I have a small beef with the laundry detergent industry. Recently Cheer released a new detergent called True Fit. They also have kinds that protect your blacks from becoming gray and your colors from fading. What if I want my blacks to stay black, but I also want them to keep their fit? And if I want the clothes to smell nice, does that mean that I give up on my clothes keeping their color or fitting well? I understand the proliferation of brands; that's part of the free market system, which I thoroughly endorse. But why do we have to have so many varieties within each brand. I can buy Free versions with dyes or scents. Or with color-safe bleach or with regular bleach. I can buy them with oxygen power boosters or with fabric softener or Febreeze. What I really want is one single detergent that will protect the colors and the fit, include color-safe bleach, oxygen power, fabric softener, and I want it to have a nice scent. I'd pay a little more if I only had to buy one bottle instead of four bottles (detergent, bleach, color-safe bleach, and fabric softener) and one bucket (Oxi-clean). Ok, rant over.

Praise Habit by David A. Crowder is a nice devotional about finding God in everyday places where we don't normally look for him.
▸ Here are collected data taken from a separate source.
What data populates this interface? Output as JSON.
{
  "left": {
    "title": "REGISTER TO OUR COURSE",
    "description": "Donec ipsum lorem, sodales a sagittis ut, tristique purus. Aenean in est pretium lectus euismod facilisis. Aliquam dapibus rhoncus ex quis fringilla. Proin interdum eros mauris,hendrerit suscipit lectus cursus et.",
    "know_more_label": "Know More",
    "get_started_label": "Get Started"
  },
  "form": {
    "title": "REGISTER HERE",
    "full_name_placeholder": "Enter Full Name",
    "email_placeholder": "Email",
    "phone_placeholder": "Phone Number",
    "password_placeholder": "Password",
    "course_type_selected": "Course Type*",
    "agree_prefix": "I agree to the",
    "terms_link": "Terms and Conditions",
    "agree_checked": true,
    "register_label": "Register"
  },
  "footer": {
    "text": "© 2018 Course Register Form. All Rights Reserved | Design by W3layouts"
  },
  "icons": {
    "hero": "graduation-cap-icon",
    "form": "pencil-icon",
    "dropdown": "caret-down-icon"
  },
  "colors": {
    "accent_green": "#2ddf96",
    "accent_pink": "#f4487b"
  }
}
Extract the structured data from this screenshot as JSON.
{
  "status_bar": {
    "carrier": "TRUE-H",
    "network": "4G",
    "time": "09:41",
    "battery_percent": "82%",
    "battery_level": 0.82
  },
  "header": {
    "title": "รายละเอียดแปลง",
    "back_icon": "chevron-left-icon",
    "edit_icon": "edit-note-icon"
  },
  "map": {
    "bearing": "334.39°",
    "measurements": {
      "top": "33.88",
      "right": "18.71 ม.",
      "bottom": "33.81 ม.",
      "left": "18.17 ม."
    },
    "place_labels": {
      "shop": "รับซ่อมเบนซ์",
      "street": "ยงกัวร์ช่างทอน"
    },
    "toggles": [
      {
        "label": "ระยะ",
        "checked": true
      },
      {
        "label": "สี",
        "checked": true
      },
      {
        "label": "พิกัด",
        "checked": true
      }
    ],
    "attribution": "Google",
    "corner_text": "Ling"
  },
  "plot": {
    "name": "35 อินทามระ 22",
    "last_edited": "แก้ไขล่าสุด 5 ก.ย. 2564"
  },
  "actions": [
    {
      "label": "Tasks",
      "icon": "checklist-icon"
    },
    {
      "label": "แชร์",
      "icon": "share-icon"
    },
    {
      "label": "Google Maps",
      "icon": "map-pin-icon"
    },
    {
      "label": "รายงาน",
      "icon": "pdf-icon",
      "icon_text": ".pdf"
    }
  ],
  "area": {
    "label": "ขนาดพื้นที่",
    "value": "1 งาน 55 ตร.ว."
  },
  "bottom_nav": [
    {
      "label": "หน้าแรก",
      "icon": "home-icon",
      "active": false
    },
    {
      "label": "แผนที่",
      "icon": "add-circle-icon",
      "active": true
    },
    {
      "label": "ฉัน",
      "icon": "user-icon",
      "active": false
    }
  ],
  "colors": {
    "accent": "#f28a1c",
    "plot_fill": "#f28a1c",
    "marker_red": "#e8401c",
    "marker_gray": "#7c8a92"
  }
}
Crowder does a terrific job of reminding us why it's so important to praise God in all things. Each chapter starts with a Psalm from The Message Bible. The language is very modern; it can occasionally be off-putting, but for the most part brings new depth to the verses. After the Psalm, Crowder gives the reader a short anecdote, usually humorous, about events in his own life. Where the book stumbles is in the connecting of the Psalms to these stories. Sometimes it works, other times it doesn't. I didn't connect with this book the way that I like to with a devotional, but it was still an enjoyable read.

There's no special reason for the picture today other than it's Pooh, and who doesn't love Pooh?